それを聞いた主人公は、一週間前に携帯電話のせいで起きた自動車事故を連想します。

これさえなかったら。
たまたま手に取った自身の携帯で、事故で亡くなった大好きな人の無くなった携帯へ電話をかけてみました。
聞こえてきたのは彼の声の留守番電話サービス。
それを聞いて主人公は彼と出会ってから一週間前の事故が起こるまでの日々を回想します。

浮気さえなければイイハナシダナーって言うのになあ。

事故が起きたのは主人公だけのせいじゃないのだから自分を責める必要ないよ、と思いつつ
全く同じことを自分も経験したら、自分は悪くないって考えられないよなあ。難しい。

ときは織田信長今川義元を討ち破った頃の戦国時代。
足軽頭の吉松は仕えていた主君が櫓の上に陣を構え、捨て身で戦うべく梯子を落としてしまいました。
戦が始まると助かる道はほとんどなく、吉松は念仏を唱えながら死ぬのを待ちました。
城が落ちたようだけれどもうどうでも良い…あまり楽しい事などない人生だったなあ。

時代が進み1947年、夫を亡くし、再婚先で姑達から苛められ続けた妙子が死ぬしかないと首を吊りました。
彼女が自殺に選んだのは奇しくもかつて櫓のあった場所でした。

そして1999年。町営アパートにて怪奇現象が起こります。
…もちろんこのアパートは櫓のあった場所に立てられています。

え、桶狭間?え?…と、突然の歴史小説に混乱したのは私だけでいいですはい。

けっこうがっつりあらすじ書いちゃったかなと思いましたが、現代になってからが本番と思うのでこれで…
ネタバレと思われたらすみません。

読んでいて、唯一自由に使える選択肢が「今自分で命を絶つか否か」しか無いんだなと気付きました。

5章?のある人物の考え方が苦手でした。
自分も他人を羨んだり妬んだりする部分はありますが…筋違いの憎悪。
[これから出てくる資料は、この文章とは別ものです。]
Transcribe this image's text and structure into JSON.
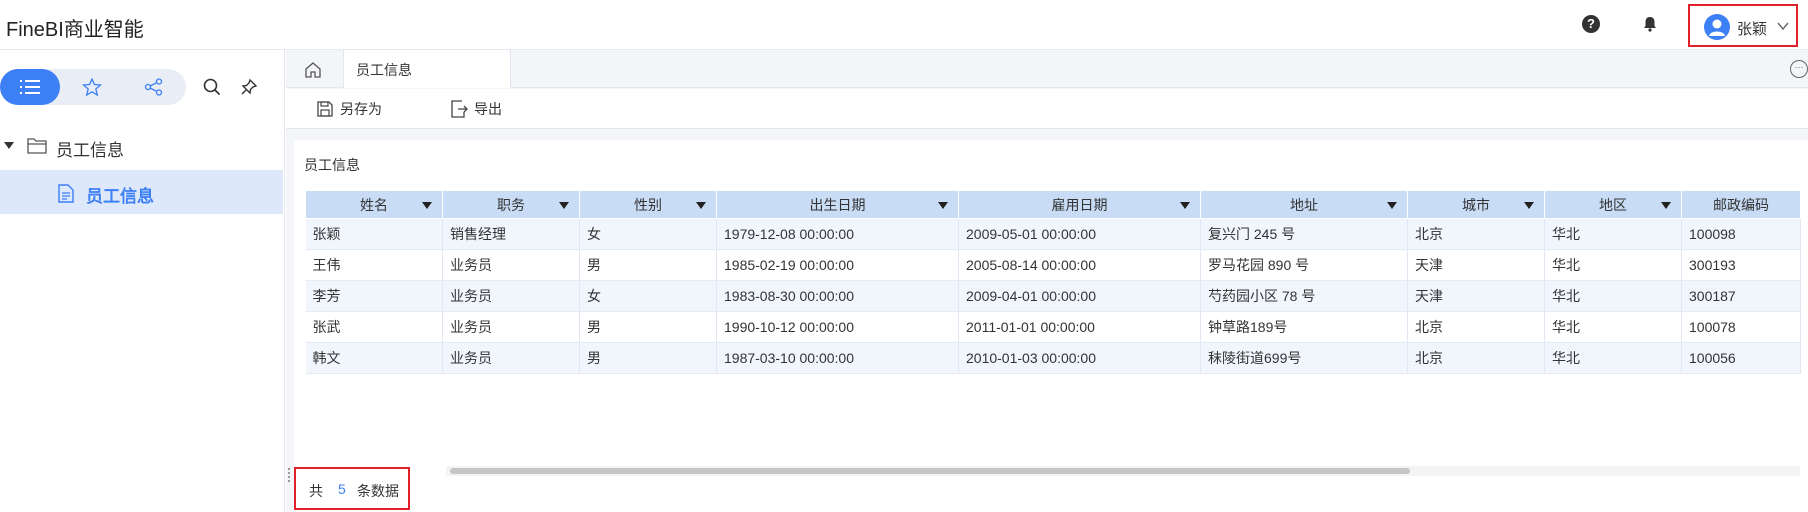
{
  "header": {
    "app_title": "FineBI商业智能",
    "help_glyph": "?",
    "user_name": "张颖"
  },
  "sidebar": {
    "tabs": [
      "list-icon",
      "star-icon",
      "share-icon"
    ],
    "tools": [
      "search-icon",
      "pin-icon"
    ],
    "folder_label": "员工信息",
    "file_label": "员工信息"
  },
  "tabs": {
    "active_tab_label": "员工信息",
    "more_glyph": "···"
  },
  "toolbar": {
    "save_as_label": "另存为",
    "export_label": "导出"
  },
  "content": {
    "title": "员工信息"
  },
  "table": {
    "columns": [
      "姓名",
      "职务",
      "性别",
      "出生日期",
      "雇用日期",
      "地址",
      "城市",
      "地区",
      "邮政编码"
    ],
    "rows": [
      [
        "张颖",
        "销售经理",
        "女",
        "1979-12-08 00:00:00",
        "2009-05-01 00:00:00",
        "复兴门 245 号",
        "北京",
        "华北",
        "100098"
      ],
      [
        "王伟",
        "业务员",
        "男",
        "1985-02-19 00:00:00",
        "2005-08-14 00:00:00",
        "罗马花园 890 号",
        "天津",
        "华北",
        "300193"
      ],
      [
        "李芳",
        "业务员",
        "女",
        "1983-08-30 00:00:00",
        "2009-04-01 00:00:00",
        "芍药园小区 78 号",
        "天津",
        "华北",
        "300187"
      ],
      [
        "张武",
        "业务员",
        "男",
        "1990-10-12 00:00:00",
        "2011-01-01 00:00:00",
        "钟草路189号",
        "北京",
        "华北",
        "100078"
      ],
      [
        "韩文",
        "业务员",
        "男",
        "1987-03-10 00:00:00",
        "2010-01-03 00:00:00",
        "秣陵街道699号",
        "北京",
        "华北",
        "100056"
      ]
    ]
  },
  "footer": {
    "prefix": "共",
    "count": "5",
    "suffix": "条数据"
  },
  "colors": {
    "accent": "#3d7ff5",
    "highlight_border": "#e0202a",
    "header_bg": "#c9dcf5"
  }
}
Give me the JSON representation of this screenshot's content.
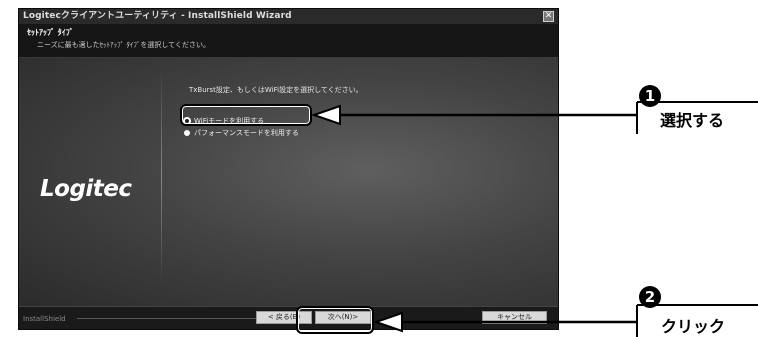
{
  "window": {
    "title": "Logitecクライアントユーティリティ - InstallShield Wizard",
    "close_glyph": "✕"
  },
  "header": {
    "title": "ｾｯﾄｱｯﾌﾟ ﾀｲﾌﾟ",
    "subtitle": "ニーズに最も適したｾｯﾄｱｯﾌﾟ ﾀｲﾌﾟを選択してください。"
  },
  "content": {
    "logo": "Logitec",
    "instruction": "TxBurst設定、もしくはWiFi設定を選択してください。",
    "options": [
      {
        "label": "WiFiモードを利用する",
        "selected": true
      },
      {
        "label": "パフォーマンスモードを利用する",
        "selected": false
      }
    ]
  },
  "footer": {
    "brand": "InstallShield",
    "back_label": "< 戻る(B)",
    "next_label": "次へ(N)>",
    "cancel_label": "キャンセル"
  },
  "callouts": [
    {
      "number": "1",
      "label": "選択する"
    },
    {
      "number": "2",
      "label": "クリック"
    }
  ],
  "colors": {
    "callout": "#000000",
    "window_bg": "#1e1e1e"
  },
  "icons": [
    "close-icon",
    "radio-selected-icon",
    "radio-unselected-icon",
    "arrow-icon"
  ]
}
これはひどい
自分の汚い部分を濃縮してそこに余計なものを加えた像を見た気分になりました。

見えない糸――あとがきにかえて

著者の体験談と、怖い話の作り方が書かれています。

仄暗い水の底から」は経験を脚色して使ったと知っていましたが、その経験談が読めて満足です。

日常から話の種を見つける観察眼や想像力が必要なんだろうなと思いました。


覗き込む話、ホラーと見せかけてそれだけじゃない話が多かったです。
個人的には「浮気、駄目ゼッタイ」と思っているので肯定的・実施中な人物多かったのがしんどかったです。

「檜」が一番好きな作品でした。 がっつりホラーが読みたい人には足りないかもしれませんが、ホラー以外の要素も面白いのでそれでも読むことをおすすめしたいです。